If the pH of a phosphoric acid (H3PO4) solution is adjusted to 6.50, what is the most abundant species and which is the second most abundant species? For H3PO4 Ka1 = 7.11 x 10-3, Ka2 = 6.34 x 10-8, and Ka3 = 4.22 x 10-13.

Answer 1

Explanation:

For the given values of $K_{a}$ we will have the values of $pK$ as follows.

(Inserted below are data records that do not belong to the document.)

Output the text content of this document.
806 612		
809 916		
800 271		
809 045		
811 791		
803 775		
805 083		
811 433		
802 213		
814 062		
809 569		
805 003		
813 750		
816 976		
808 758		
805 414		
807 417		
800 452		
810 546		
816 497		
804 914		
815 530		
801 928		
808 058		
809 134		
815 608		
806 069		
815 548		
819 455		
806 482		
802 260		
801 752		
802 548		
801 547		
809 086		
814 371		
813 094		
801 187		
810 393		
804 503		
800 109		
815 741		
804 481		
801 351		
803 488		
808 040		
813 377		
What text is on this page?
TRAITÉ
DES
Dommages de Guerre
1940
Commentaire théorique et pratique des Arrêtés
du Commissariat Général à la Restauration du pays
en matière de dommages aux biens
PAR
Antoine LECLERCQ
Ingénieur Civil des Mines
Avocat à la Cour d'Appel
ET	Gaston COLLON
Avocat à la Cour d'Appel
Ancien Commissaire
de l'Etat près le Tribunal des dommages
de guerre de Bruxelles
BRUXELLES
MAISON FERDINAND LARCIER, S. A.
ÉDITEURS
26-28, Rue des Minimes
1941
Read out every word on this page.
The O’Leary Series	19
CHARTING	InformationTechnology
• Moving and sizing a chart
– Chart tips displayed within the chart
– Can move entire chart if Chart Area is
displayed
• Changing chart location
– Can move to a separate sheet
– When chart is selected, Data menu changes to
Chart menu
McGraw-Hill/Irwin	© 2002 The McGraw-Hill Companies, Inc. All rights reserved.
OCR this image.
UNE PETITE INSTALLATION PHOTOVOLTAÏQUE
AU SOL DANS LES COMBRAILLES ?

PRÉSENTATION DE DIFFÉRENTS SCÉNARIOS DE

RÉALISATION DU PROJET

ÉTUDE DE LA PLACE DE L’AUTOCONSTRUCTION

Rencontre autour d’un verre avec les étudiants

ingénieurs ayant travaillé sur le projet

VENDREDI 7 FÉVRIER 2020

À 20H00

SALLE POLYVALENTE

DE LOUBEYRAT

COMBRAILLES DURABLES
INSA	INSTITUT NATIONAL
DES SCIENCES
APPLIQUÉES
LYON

As,        $pK_{a} = -log K_{a}$

Therefore,

     $pK_{a1}$ = 2.15,     $pK_{a2}$ = 7.20

      $pK_{a3}$ = 12.38

Now, at pH 6.50

      $H_{3}PO_{4} \rightarrow H_{2}PO^{-}_{4} + H^{+}$;   $K_{a1}$

At pH = 2.15;  $H_{3}PO_{4} = H_{2}PO^{-}_{4}$

       $H_{2}PO^{-}_{4} \rightarrow HPO^{2-}_{4} + H^{+}$;  $K_{a2}$

At pH 7.20;  $H_{2}PO^{-}_{4} = HPO^{2-}_{4}$

        $HPO^{2-}_{4} \rightarrow PO^{3-}_{4} + H^{+}$;     $K_{a3}$

Hence, we can conclude that most abundant species is $H_{2}PO^{-}_{4}$ and the second most abundant species is $HPO^{2-}_{4}$.